Walian Abad Ke-15: Peran dalam Sejarah Minahasa

Artikel4332 Dilihat

Pada abad ke-15, jalur perdagangan rempah-rempah yang berkembang pesat di Ternate dan Tidore membawa pengaruh besar ke Minahasa.

Pelabuhan-pelabuhan di wilayah ini menjadi ramai oleh pedagang dari berbagai bangsa, termasuk Cina, Arab, Portugis, dan Spanyol. Interaksi ini tidak hanya melibatkan barang dagangan tetapi juga budaya, agama, dan konflik.

 

Minahasa dalam Perdagangan Global

 

Ekspedisi besar dari Kaisar Cina pada tahun 1292-1293 membawa kapal layar jung yang memulai perdagangan beras Minahasa dengan keramik porselen.

Beras dari Minahasa menjadi komoditas berharga karena di Ternate, tempat raja-raja gemar makan nasi, tanaman padi tidak tumbuh.

Pedagang Arab kemudian mengikuti jalur perdagangan ini, seperti Sharif Makdon pada tahun 1380, yang selain berdagang juga menyebarkan agama Islam ke suku Manarouw Mangindanouw.

 

Masuknya Portugis pada awal abad ke-16 membawa dinamika baru. Pedro Alfonso tiba di Ternate pada 1511, diikuti ekspedisi resmi Antonio de Abreu ke Maluku pada 1512.

 

Portugis bahkan mencoba menyewa tanah di Wenang untuk mendirikan basis dagang, tetapi ditolak oleh Walak Ruru Ares.

Setelah gagal di Wenang, mereka mendirikan benteng di Amurang pada tahun yang sama.

 

Kolonisasi dan Konflik Portugis-Spanyol

 

Portugis mendirikan benteng di daerah pesisir, sementara Spanyol mulai masuk ke pedalaman Minahasa pada 1523. Salah satu peristiwa penting adalah pernikahan Lingkan Wene dari Kakaskasen, Tomohon, dengan Kapiten Spanyol Juan de Avedo.
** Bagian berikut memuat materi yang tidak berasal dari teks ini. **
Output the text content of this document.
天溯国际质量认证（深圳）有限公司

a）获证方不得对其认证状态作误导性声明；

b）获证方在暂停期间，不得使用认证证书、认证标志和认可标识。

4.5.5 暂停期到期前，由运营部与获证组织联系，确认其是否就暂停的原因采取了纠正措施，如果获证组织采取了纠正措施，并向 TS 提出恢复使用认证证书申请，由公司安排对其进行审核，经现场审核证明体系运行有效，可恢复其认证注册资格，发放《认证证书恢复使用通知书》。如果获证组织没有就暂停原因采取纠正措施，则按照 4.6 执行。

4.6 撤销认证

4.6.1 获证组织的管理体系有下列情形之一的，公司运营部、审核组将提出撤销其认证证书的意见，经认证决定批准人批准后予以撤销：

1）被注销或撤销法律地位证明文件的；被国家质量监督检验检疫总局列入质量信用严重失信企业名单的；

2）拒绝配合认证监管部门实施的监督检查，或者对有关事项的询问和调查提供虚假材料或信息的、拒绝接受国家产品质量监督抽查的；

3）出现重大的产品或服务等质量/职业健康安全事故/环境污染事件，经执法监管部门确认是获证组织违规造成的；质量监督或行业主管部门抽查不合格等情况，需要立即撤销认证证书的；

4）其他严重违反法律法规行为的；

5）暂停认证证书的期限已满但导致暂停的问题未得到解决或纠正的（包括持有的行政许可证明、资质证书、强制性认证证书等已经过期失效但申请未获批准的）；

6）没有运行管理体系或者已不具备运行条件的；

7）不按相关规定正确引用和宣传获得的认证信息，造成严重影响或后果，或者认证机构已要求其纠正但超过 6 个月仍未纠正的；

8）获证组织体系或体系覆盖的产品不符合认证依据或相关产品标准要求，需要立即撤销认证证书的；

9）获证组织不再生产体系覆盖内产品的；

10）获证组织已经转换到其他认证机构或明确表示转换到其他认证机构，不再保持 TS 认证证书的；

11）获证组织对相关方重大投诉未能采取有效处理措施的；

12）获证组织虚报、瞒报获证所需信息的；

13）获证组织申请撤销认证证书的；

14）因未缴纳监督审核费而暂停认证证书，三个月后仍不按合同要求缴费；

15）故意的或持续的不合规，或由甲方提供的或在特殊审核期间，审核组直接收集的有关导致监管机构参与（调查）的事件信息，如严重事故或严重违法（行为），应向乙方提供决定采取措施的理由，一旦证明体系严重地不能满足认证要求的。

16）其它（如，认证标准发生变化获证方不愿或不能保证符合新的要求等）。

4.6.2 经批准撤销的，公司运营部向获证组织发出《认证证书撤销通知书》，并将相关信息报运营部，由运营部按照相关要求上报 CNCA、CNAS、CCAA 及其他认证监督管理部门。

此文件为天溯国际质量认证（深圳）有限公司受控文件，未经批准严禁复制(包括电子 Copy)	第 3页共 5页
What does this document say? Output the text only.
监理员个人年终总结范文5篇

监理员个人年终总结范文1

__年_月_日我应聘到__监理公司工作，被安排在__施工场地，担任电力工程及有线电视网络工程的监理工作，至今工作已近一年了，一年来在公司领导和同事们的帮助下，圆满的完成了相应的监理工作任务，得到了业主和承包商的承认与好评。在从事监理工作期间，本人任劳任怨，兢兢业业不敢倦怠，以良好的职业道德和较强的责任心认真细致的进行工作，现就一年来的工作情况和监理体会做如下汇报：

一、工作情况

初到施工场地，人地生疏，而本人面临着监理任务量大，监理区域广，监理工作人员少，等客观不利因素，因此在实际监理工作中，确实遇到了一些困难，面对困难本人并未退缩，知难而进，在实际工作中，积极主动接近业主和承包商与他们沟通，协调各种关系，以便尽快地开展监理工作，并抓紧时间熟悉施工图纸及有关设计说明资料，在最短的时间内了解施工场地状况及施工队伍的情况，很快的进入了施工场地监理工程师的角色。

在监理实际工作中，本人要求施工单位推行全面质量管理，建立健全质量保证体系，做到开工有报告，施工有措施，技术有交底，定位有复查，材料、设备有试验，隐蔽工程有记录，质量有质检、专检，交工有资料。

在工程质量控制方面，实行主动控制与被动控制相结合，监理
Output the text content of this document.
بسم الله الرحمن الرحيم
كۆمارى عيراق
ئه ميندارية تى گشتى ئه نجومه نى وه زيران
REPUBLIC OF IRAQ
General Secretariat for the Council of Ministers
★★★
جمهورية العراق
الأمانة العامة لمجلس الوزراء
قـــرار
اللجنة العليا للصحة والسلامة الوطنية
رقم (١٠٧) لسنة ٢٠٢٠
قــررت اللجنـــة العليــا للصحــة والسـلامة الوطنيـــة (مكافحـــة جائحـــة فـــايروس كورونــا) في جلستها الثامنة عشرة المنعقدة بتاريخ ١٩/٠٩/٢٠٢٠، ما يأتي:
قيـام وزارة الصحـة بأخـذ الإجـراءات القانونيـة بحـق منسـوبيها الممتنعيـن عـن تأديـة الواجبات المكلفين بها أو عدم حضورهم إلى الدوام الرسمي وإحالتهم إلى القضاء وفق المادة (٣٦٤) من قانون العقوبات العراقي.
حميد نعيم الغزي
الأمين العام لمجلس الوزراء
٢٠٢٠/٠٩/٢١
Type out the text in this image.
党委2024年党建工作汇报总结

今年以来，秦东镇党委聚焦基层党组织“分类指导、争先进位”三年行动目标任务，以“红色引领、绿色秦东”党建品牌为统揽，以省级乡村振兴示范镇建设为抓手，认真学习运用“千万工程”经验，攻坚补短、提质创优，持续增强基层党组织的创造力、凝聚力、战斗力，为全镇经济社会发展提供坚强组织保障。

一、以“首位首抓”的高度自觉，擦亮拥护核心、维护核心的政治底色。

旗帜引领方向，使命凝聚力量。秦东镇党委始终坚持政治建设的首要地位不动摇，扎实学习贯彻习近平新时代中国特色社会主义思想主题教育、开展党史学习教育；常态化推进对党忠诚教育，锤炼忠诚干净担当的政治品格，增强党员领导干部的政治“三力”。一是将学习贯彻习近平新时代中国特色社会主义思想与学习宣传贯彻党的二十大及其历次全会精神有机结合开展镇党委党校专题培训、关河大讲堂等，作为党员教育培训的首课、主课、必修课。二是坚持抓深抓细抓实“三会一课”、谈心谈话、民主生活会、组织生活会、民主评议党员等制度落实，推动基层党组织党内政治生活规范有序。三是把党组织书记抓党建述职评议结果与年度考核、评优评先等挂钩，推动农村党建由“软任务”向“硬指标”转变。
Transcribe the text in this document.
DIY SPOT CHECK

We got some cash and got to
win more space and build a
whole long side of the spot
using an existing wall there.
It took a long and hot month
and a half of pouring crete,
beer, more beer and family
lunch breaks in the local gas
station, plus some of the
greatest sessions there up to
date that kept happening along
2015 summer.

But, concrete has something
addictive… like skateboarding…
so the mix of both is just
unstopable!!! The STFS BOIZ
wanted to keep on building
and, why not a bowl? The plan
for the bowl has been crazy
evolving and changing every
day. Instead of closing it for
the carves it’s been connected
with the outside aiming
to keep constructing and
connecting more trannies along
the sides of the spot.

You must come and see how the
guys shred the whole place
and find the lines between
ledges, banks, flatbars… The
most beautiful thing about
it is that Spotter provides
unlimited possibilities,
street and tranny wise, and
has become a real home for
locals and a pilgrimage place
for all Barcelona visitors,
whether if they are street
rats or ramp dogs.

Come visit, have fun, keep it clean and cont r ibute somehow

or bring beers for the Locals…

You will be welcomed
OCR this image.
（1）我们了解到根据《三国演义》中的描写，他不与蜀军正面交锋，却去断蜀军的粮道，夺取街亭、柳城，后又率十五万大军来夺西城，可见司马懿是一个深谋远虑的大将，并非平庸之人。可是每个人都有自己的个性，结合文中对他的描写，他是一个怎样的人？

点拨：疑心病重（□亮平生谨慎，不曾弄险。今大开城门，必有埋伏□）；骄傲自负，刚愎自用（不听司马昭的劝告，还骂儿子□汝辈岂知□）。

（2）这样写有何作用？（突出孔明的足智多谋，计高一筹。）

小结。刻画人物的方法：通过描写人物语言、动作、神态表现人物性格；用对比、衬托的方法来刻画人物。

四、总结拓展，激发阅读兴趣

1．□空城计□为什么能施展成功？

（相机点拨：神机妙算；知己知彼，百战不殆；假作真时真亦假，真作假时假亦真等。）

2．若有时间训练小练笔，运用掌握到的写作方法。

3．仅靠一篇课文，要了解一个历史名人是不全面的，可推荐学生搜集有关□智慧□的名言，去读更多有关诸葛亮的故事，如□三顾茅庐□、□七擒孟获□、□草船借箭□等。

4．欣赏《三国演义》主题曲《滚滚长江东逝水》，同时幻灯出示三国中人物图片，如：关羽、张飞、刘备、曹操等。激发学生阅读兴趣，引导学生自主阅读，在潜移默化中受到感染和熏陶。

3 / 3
Anak mereka, Mainalo Wulaï’an, menjadi simbol perpaduan budaya Minahasa dan Spanyol.

 

Namun, hubungan Portugis dan Spanyol di Minahasa tidak harmonis.

 

Portugis merasa terancam oleh pengaruh Spanyol yang semakin kuat, apalagi setelah Spanyol mendirikan benteng di Wenang dengan cara menipu Kepala Walak Lolong Lasut menggunakan kulit sapi untuk memperoleh tanah.

 

Pada akhirnya, Spanyol berhasil mendominasi Minahasa dengan bantuan suku Mongondouw, merebut benteng Portugis di Amurang pada 1550-an.

 

Peran Walian dalam Perlawanan Minahasa

 

Pada abad ke-16, peran Walian—pemimpin agama tradisional Minahasa—semakin terlihat, terutama dalam mempertahankan budaya dan melawan pengaruh asing. Surat-surat para misionaris Portugis dan Spanyol mencatat sikap permusuhan walian terhadap misi mereka.

 

Pater Blas Palomino, dalam suratnya pada 8 Juni 1619, mencatat bagaimana Walian Kali menghasut masyarakat untuk menolak misionaris Spanyol.

Konflik memuncak pada 1644 ketika 10.000 prajurit Minahasa mengusir Spanyol dari tanah mereka, membunuh 19 misionaris, termasuk Pater Lorenzo Garalda.

Perlawanan ini dipimpin oleh walian yang menjadi motor penggerak perjuangan rakyat.

 

Warisan Sejarah

 

Meskipun Spanyol dan Portugis meninggalkan jejak mereka di Minahasa, perlawanan yang dipimpin walian menunjukkan kekuatan budaya lokal dalam menghadapi pengaruh asing.

Ironisnya, kematian para misionaris justru menjadi katalis penyebaran agama Katolik di Minahasa.

 

Sejarah ini menggambarkan bagaimana Minahasa menjadi titik pertemuan berbagai peradaban dan medan perjuangan mempertahankan identitas.

Peran walian dalam membela tanah air dan budaya mereka adalah bukti semangat juang yang tetap relevan hingga kini.